Improving the sound of the bells

An investigation into the varying sounds produced by the bells at Goldhanger was been undertaken In 2008. The reasons for undertaking this were...

o     The Ellacombe Chimes produce a quite different sound from the full circle ringing. The chimes are quieter but have much longer ring decay times and are generally produce a less harsh sound.

o     When individual bells were being put up for full circle ringing the harshness was very noticeable as the bells came to rest in the up position.

o     In comparison with the sounds at other local towers, it was evident that some bells of a similar size produce quite different sounds - some harsher, some sounding more dead sounding.

o     The cumulative effect on the sound of all bells ringing together at full speed is less obvious, however when the bells are all being lowered together, the change in tone and duration of the collective ring when all the bells are partway down is very apparent and perhaps the best demonstration of the phenomena.

It is well known that during full circle ringing, and for a proportion of the bell wheel's 380 degree rotation, immediately after the clapper has struck the bell, the clapper rests in contact with the bell in the up position resulting in two effects:

The clapper momentarily chatters and some harshness is generated.

Due to this time energy is lost, resulting in a shorter ring decay and a more dead sounding bell.

However, at the beginning of the study it was not known why there was so much variation in the phenomena between the different bells in the same tower.

There were two approaches to the investigation: 1) a study the relationship between the clappers and bells, and experiments with methods of raising the clapper away from the bell surface. 2) consultations with local experts and the study of relevant published material on the subject.

It was soon established that several methods of reducing clapper chatter have been proposed in the past, and one of the methods had in fact been implemented on some of the bells at Goldhanger, probably 50 years ago.

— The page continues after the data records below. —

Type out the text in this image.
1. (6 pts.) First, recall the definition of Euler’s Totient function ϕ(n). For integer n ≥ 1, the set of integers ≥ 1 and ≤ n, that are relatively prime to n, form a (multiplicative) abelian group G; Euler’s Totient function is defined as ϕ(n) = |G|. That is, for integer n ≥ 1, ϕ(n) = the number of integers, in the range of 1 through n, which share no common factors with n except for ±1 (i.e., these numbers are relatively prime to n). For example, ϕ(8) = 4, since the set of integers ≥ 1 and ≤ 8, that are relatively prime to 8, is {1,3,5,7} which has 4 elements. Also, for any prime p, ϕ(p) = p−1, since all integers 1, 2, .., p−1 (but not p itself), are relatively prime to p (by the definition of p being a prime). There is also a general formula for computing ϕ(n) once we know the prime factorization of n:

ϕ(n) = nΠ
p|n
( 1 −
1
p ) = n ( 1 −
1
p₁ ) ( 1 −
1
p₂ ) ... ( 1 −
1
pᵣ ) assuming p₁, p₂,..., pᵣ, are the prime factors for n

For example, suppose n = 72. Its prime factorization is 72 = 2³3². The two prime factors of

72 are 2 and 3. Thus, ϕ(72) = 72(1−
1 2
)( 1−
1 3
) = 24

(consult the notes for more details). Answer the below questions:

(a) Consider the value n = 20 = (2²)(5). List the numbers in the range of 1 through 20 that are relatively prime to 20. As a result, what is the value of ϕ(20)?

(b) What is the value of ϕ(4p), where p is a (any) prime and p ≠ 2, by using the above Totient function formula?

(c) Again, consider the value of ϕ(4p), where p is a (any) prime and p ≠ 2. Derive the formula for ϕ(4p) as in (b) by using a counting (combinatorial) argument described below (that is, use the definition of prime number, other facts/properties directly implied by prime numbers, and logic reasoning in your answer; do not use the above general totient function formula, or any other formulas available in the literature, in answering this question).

A small soft metal pad, probably lead, was inserted near the worn striking areas on some clappers. These can be felt by hand, but are not visible when the bells are in the down position and the clappers are vertical.

However, the devices are worn and flattened and are only effective on one bell. This discovery meant that the problem has been recognised in the past and was significantly severe to justify a solution.

As replacing the worn parts would involve removing the clappers and possibly drilling out the old metal, this solution was not pursued. The alternative preferred was to devise a new method that could be easily fitted onto the clappers of the bells that now suffered the worst effects.

During initial tests it quickly became apparent that a small block of hard rubber strategically placed between the clapper and the bell provided a very simple, low cost and effective solution, and subsequent trials focused on ease of construction and fitting, and most importantly the durability.

The audible benefit of the device was most noticeable when fitted to one side of a clapper only to provide a contrast to the sound coming from the opposite side of the same bell. When tested on the lighter bells however, the benefits appeared less pronounced. When all bells that suffer from pronounced chatter were fitted with the devices the affect on the collective ring was significant and the consensus of the local ringers was that the devices were worthwhile.